Poster
in
Workshop: Statistical Frontiers in LLMs and Foundation Models
Skilling laws: scaling laws for LLM benchmark performance
Felipe Maia Polo · Seamus Somerstep · Leshem Choshen · Yuekai Sun · Mikhail Yurochkin
Keywords: [ skills ] [ scaling laws ] [ benchmarks ] [ evaluation ] [ LLMs ]
In this work, we introduce a series of scaling laws capable of accurately predicting the performance of a larger model based on the performance of smaller models from the same family. This allows practitioners to make informed decisions about whether to scale up, such as training a 70B parameter model based on the results of an 8B parameter model. Our proposed class of scaling laws termed Skills Scaling Laws (SSLaws, pronounced as Sloth), utilizes data from various model families and benchmarks to provide more accurate and interpretable predictions.

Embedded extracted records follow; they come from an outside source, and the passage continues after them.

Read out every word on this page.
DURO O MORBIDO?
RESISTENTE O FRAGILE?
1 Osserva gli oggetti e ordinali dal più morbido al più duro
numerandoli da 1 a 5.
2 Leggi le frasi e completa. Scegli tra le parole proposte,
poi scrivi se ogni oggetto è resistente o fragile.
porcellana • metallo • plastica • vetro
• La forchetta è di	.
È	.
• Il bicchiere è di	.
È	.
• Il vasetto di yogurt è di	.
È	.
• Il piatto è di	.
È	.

Sloth introduces a latent model ability vector, linking model performance across popular benchmarks, and is the first to incorporate the impact of instruction tuning on model performance. We explore the effects of increasing the number of families and benchmarks on the predictive accuracy of our scaling law, demonstrating its effectiveness by predicting the performance of larger models, such as LLaMA 3 70B, for all benchmarks in the Open LLM Leaderboard v1/v2 within 3.5 percentage points of the true performance on average.